Analysis 3. Ranks for individual queries

In order to gain a sense of which system answers queries fast, we rank the three systems according to the running time for each individual query. The system that completes executing a query the fastest is assigned the highest place (1st) for the query under consideration. In this way, we can evaluate the three systems more accurately from the perspective of end users, not of system administrators.

rank.raw

rank.all

We observe that none of the systems finishes all queries consistently faster than the other two. Similarly to the previous analysis, however, Hive 3.1.2 on MR3 0.10 runs slightly slower than Hive-LLAP and Hive 4.0.0-SNAPSHOT on MR3 0.10 on the whole.

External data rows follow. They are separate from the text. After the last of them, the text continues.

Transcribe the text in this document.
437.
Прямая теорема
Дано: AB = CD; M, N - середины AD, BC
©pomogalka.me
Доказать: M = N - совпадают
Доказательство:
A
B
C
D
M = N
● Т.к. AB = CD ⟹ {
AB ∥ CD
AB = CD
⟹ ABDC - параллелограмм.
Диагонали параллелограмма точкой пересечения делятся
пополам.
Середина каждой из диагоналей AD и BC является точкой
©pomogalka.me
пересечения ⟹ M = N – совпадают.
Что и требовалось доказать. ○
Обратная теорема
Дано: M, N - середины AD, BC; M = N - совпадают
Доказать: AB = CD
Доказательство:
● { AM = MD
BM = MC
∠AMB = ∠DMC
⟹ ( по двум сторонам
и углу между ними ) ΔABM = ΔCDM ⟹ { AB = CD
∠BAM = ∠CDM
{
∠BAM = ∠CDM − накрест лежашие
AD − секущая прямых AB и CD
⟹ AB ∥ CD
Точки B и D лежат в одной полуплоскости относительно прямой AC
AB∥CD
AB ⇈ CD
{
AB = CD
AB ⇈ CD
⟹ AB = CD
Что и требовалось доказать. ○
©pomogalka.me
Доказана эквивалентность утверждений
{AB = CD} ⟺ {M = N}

Results of concurrency tests

In our experiment, we choose a concurrency level from 1 to 16 and start as many Beeline clients (from 1 client up to 16 clients), each of which submits 17 queries, query 25 to query 40, from the TPC-DS benchmark. In order to better simulate a realistic environment, each Beeline client submits these 17 queries in a unique sequence. For each run, we measure the longest running time of all the clients. Since the cluster remains busy until the last client completes the execution of all its queries, the longest running time can be thought of as the cost of executing queries for all the clients.

Analysis 1. Scale factor of 3TB

The following table and graph show the results of concurrency tests with a scale factor of 3TB. We also derive from the running time a new metric, called concurrency factor, quantifying the overall efficiency in managing concurrent queries.

Thus a concurrency factor indicates ‘‘how long it takes to finish a single query in a concurrency test (or in a concurrent environment) relative to the time for finishing the same query in a sequential test (or in a single-user environment).’’ We refer the reader to our previous article for more details on concurrency factors.

concurrency.3tb.time.all

concurrency.3tb.time.graph.all

concurrency.3tb.factor.all

From the experiment, we observe that the three systems are comparable in performance for concurrency tests. For the concurrency level of 16, Hive 3.1.2 on MR3 0.10 runs slightly faster than the other two systems. The fact that the concurrency factor stays below 0.5 implies that on the dataset of 3TB, running the 17 queries sequentially consumes approximately half the resources of the cluster. This is no longer the case when we use a scale factor of 10TB.

Analysis 2. Scale factor of 10TB

The following table and graphs show the results of concurrency tests with a scale factor of 10TB.

concurrency.10tb.time.all

concurrency.10tb.time.graph.all

concurrency.10tb.factor.all

We observe that from the concurrency level of 4, Hive on MR3 0.10 runs noticeably faster than Hive-LLAP, despite the fact that Hive-LLAP runs faster when all queries are executed sequentially. This suggests that Hive-LLAP incurs a large overhead of executing concurrent queries, as evidenced by its concurrency factor which stays around 1.0. (Recall that a concurrency factor of 1.0 is exhibited by a system that is executing queries only sequentially.) Thus we conclude that for a dataset too large for the resources of the cluster (e.g., TPC-DS dataset of 10TB on Indigo), Hive on MR3 makes better use of resources than Hive-LLAP when executing concurrent queries.

Conclusion

In comparison with Hive-LLAP, Hive on MR3 has its own strengths (such as low concurrency factors), but it runs slightly slower than Hive-LLAP when executing a single query with the same query plan. This is mostly because in the current implementation, Hive on MR3 uses the Tez runtime which is designed on the assumption that only a single Task (equivalent to an executor in Hive-LLAP) runs at a time inside the Java process. We are currently optimizing the Tez runtime for the typical case in which multiple Tasks run concurrently inside the Java process.